The 2020 White Sox did pretty well against right-handed pitching. A 113 wRC+ wasn’t anything like the warpath they unleashed on lefties, but it was still one of the best marks in the league.
The 2021 White Sox hit right-handed pitching slightly less well, although a 108 wRC+ was nothing at all to sneeze at. Not quite the powerhouse we anticipated, but with the injuries the team suffered, it was a reasonable result.
The results were there on the whole in 2021, but there were cracks in the armor. The thing about that 2021 wRC+ is that lefties were responsible for most of the damage (114 wRC+), while Sox righties were just a smidge above-average against same-handed pitchers.
In 2022, the chickens have come home to roost: Against lefties, the White Sox remain a force, with a 120 wRC+ that’s second in the American League. Unfortunately, there are far more righty starters than lefty starters, and Chicago’s 83 wRC+ against righties — boosted a non-insignificant margin on Thursday night — is third-last in the majors, better than only Detroit and Oakland. Fantastic company.
A lot of that left-on-right damage in 2021 came from sources that aren’t available to the 2022 White Sox: Brian Goodwin and Jake Lamb have moved on, and while they were nothing close to special — barely average on a rate basis — the team did virtually nothing to replace the 14 homers, 42 RBIs, and 50 walks they contributed to last year’s offense. It’s far too early to say that last summer’s Gavin Sheets was a mirage, but an inability to reproduce a .506 slugging was not an unpredictable occurrence. Leury is Leury.
The offseason additions to the offense were both right-handers. Josh Harrison does little to move the needle strongly in any direction, and though AJ Pollock has delivered vaguely inverse platoon splits at times in recent years — and is a very dangerous hitter when hot — his presence does little to solve the balance problem that has contributed to the ends of Chicago’s two most recent playoff series.
There’s the critical part. Imbalanced as it is, the White Sox still have a playoff-caliber starting lineup at full strength. But when the field is narrowed to the best of the best and everything comes down a few individual games, these matchups are critical.

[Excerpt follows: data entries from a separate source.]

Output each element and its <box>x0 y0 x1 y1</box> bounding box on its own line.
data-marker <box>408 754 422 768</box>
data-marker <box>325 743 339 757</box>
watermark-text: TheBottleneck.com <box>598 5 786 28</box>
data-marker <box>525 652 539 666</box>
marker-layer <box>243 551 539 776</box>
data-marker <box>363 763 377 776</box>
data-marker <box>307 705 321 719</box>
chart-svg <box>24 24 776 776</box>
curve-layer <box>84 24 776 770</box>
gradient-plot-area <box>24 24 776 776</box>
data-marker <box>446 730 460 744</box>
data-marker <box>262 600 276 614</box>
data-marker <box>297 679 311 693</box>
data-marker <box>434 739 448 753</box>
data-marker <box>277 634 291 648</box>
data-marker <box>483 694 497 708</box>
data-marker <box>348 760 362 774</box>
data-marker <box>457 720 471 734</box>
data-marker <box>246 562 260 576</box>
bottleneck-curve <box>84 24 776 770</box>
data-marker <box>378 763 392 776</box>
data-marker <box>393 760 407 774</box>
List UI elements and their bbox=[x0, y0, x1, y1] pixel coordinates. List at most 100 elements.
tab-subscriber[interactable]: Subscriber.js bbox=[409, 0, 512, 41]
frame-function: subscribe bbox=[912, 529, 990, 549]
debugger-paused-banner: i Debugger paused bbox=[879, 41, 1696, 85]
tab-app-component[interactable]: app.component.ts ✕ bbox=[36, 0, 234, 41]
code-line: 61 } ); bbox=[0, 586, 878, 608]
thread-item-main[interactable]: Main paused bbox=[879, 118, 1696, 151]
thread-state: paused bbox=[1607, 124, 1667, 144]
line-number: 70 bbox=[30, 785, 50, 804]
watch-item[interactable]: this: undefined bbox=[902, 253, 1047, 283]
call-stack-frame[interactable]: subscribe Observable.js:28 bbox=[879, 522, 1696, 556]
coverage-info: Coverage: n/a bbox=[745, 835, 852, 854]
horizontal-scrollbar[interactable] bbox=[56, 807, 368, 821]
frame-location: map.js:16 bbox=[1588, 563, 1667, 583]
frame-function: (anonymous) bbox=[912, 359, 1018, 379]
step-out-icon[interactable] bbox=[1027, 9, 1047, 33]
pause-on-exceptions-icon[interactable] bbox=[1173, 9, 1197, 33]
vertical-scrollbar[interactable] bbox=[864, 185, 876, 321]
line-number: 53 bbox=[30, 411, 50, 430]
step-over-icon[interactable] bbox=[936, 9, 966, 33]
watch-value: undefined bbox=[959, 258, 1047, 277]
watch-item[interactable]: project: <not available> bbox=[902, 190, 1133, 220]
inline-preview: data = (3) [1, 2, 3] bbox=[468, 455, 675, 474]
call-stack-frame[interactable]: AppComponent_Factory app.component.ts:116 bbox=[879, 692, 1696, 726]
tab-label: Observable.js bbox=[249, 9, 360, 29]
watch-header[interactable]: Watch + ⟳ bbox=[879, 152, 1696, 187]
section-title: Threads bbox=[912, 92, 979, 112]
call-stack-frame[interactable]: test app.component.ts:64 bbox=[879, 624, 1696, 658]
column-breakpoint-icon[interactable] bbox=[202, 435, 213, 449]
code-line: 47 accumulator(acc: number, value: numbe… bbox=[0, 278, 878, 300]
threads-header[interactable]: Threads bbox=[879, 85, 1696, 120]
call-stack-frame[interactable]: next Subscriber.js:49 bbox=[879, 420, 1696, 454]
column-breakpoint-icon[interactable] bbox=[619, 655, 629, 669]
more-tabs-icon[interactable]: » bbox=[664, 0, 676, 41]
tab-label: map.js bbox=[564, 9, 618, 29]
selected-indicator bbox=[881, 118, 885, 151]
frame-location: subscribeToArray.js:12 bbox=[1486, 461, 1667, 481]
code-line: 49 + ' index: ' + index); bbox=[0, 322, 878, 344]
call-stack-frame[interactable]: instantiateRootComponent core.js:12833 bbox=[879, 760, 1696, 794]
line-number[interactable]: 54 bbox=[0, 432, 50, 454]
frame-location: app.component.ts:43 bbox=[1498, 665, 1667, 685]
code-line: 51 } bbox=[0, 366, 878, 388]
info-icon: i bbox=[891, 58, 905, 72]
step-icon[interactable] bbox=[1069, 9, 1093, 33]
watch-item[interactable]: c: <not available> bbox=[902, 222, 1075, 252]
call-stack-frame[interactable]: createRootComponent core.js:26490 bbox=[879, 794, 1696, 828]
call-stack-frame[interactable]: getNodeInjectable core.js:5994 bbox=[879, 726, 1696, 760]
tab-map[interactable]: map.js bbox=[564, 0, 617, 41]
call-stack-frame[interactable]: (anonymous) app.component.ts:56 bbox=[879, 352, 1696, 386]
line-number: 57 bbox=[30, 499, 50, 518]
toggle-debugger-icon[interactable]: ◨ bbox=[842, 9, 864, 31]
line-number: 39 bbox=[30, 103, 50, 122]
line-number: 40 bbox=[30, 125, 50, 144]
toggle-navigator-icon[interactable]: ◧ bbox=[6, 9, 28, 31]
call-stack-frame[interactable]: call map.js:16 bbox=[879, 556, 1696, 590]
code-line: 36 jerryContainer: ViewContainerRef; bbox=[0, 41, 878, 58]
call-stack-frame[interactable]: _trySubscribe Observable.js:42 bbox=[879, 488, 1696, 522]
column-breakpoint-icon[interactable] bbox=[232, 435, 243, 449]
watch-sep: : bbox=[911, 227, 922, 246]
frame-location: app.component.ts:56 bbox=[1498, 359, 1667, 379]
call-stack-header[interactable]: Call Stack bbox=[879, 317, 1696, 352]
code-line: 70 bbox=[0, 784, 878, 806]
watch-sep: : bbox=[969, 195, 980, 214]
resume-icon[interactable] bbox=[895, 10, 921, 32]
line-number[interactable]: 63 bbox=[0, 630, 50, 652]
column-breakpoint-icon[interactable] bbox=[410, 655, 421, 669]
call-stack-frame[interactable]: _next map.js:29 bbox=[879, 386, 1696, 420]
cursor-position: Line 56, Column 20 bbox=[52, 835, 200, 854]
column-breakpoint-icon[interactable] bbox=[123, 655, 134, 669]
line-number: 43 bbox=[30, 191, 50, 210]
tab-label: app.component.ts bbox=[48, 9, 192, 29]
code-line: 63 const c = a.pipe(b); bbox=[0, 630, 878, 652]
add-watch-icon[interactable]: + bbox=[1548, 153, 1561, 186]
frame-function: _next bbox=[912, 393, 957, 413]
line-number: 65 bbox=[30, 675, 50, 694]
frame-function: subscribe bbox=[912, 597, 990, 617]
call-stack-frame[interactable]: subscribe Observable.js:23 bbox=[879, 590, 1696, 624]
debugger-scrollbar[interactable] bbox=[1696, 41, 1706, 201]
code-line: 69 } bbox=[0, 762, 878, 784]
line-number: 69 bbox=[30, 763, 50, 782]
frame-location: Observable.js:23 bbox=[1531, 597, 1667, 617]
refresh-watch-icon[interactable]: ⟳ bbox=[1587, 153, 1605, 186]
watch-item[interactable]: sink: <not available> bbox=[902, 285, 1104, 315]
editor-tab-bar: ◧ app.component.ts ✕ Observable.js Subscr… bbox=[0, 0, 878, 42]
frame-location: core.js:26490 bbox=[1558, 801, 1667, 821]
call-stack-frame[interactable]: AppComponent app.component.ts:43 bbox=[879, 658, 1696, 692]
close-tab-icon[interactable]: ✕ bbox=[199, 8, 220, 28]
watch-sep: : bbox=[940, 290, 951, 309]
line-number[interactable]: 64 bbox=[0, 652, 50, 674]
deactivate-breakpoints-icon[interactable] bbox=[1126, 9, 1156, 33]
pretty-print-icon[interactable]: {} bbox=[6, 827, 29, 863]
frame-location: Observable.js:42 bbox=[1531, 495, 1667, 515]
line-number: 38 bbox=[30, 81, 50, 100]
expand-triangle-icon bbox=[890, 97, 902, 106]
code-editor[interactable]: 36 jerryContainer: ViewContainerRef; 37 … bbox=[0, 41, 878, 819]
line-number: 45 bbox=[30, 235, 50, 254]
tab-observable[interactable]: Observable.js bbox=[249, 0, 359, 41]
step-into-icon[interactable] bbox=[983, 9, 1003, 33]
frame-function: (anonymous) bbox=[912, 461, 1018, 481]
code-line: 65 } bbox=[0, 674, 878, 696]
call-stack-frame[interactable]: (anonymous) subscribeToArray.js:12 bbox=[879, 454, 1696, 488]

The 2020 season ended when the White Sox failed to beat Chris Bassitt and a convoy of right-handed Oakland relievers. And the 92 pitches it took Bassitt to work through seven one-run innings would have looked at home in 2022. Oakland righties then threw 8 2⁄3 of the nine innings in the decisive Game 3.
The 2021 season ended when the White Sox couldn’t beat Lance McCullers Jr., who allowed just one run over 10 2⁄3 innings in the ALDS, and that innings total would have been even higher had he not departed Game 4 with an injury. McCullers has run a fairly sizable reverse platoon split over the course of his career, and Yoán Moncada and Yasmani Grandal were the team’s only lefthanders capable of doing much damage against a pitcher of his caliber.
In moments like these, it becomes a serious weakness that the bulk of the team’s best hitters are right-handed, with average-at-best plate discipline. All three of the White Sox home runs in the ALDS were left-on-right. There was plenty of failure to go around, but on the offensive side, part of the team’s problem boiled down to right-handed hitters’ inability to do anything but hit singles against the solid Houston pitching staff.
The White Sox offense is already starting to play a little bit better here in 2022. Thursday afternoon saw a season-high 14 hits; Pollock is starting to round into form; José Abreu is definitively hitting the ball better. If Moncada, Grandal, or Andrew Vaughn start to shake off the rust, there could be plenty to get excited about.
All the same, the handedness imbalance hasn’t been addressed. Things will certainly look great when Moncada, Grandal, and García or Sheets are in a groove. When push comes to shove, however, there’s a reason the 2022 Sox have been repeatedly shut down by mediocre righties seemingly more adept than in the past at exploiting weaknesses that go with being so top-heavy. Early or not, getting beaten for 6-7 innings by pitchers like Zach Plesac, Dylan Bundy, Michael Lorenzen, Zack Greinke, and Brady Singer isn’t encouraging when it comes to the prospect of facing pitchers of the caliber they’ll see this weekend in New York.
There’s a reason they play the games, and we know the White Sox have hardly played to their full potential for more than one game at a time this season. There’s still time for roster adjustments to be made, or for some of the team’s talented righties to improve their approach. We just have to wait and see.